At one point this year, incoming international travelers had to spend three weeks in a hotel room. The current policy of five days in a hotel followed by three days at home will end on January 8. Covid test results must come back negative within 48 hours of departure and masks must be worn on flights.
China’s immigration authority announced on Tuesday that it will resume issuing visas for overseas travel from January 8, in another major development for the country’s reopening. Officials will begin issuing desirable Hong Kong entry permits for business or travel, the same day visa extensions and new approvals for foreign passport holders resume, the National Immigration Administration said.
The sudden lifting of restrictions has already put enormous pressure on China’s health system. Especially in BeijingIt was one of the blast centers before the policy was abandoned and was considered one of the best prepared cities.
Recent economic data highlight the costs of the policy. Retail sales, a measure of consumer spending, fell 5.9 percent year-on-year in November, worse than analyst expectations, while the economy is already on pace to miss its 5.5 percent annual growth target, the slowest in decades.
But analysts have also warned of the economic and corporate costs of the virus as it sweeps the country.

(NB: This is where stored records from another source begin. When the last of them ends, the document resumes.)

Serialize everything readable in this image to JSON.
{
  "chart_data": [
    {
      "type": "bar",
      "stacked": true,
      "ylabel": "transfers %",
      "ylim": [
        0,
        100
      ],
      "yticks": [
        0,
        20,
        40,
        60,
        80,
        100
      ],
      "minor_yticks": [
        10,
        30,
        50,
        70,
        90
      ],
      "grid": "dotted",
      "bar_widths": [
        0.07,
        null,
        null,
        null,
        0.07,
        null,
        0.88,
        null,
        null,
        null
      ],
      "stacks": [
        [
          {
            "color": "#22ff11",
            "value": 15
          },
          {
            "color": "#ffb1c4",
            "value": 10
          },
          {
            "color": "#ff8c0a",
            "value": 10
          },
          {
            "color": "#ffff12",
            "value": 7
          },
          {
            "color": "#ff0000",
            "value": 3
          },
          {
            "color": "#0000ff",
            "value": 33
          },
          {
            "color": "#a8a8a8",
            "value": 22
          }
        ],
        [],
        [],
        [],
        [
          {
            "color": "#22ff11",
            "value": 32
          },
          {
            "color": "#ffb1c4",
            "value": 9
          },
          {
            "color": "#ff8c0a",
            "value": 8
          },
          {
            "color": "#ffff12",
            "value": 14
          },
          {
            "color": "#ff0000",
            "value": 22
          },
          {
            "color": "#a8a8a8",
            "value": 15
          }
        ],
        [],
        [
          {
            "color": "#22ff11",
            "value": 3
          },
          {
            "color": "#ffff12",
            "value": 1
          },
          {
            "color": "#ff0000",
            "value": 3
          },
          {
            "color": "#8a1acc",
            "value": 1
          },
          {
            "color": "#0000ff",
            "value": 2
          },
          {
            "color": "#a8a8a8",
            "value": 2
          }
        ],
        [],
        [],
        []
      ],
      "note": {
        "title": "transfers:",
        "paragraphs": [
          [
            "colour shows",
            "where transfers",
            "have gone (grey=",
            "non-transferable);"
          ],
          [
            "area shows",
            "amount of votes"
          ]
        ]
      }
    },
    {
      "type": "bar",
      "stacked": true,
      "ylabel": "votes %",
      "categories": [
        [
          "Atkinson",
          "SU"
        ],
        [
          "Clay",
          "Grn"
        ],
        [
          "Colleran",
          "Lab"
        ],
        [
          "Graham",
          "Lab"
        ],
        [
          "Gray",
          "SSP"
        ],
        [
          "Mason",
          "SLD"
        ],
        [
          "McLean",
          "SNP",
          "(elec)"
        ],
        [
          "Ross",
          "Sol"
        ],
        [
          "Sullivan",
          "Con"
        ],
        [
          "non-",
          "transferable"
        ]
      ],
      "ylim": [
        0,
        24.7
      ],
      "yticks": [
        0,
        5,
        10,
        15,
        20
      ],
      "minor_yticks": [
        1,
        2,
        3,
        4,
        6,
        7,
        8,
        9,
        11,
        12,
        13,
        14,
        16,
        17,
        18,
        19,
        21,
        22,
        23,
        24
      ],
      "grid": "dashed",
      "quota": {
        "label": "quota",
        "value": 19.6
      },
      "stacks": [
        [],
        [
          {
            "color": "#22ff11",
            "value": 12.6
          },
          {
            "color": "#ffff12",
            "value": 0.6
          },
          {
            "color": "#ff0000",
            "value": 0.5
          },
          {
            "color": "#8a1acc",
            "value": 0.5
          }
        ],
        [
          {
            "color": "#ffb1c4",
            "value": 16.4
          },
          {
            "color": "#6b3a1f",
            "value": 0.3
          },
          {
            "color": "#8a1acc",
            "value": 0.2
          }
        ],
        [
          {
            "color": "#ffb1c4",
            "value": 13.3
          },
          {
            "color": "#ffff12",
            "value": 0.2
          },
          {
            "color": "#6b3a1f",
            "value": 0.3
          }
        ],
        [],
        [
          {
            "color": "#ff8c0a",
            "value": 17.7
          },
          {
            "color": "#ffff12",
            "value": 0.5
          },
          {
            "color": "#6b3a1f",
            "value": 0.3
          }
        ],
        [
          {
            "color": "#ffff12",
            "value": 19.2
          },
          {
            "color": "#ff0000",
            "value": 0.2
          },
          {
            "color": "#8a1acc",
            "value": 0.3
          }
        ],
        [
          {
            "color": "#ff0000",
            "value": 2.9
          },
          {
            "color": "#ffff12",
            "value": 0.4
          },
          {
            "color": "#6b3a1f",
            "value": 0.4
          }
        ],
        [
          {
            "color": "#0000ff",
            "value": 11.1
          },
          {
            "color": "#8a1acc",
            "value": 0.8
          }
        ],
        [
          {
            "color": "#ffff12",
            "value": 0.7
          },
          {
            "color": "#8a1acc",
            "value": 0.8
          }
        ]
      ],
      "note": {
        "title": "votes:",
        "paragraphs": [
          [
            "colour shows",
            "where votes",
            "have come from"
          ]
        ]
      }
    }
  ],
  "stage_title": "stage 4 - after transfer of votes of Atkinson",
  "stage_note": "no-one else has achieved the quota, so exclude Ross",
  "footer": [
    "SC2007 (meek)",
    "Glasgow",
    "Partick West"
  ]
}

Apple is among those vulnerable And for supply chain issues.
Under zero-Covid, citizens in China will have to check in at booths in major cities every few days and scan codes on their phones to enter buildings. Such practices have largely disappeared as cases mount, although as recently as late November in Shanghai, individuals were taken into central quarantine because they were close contacts of positive cases in bars.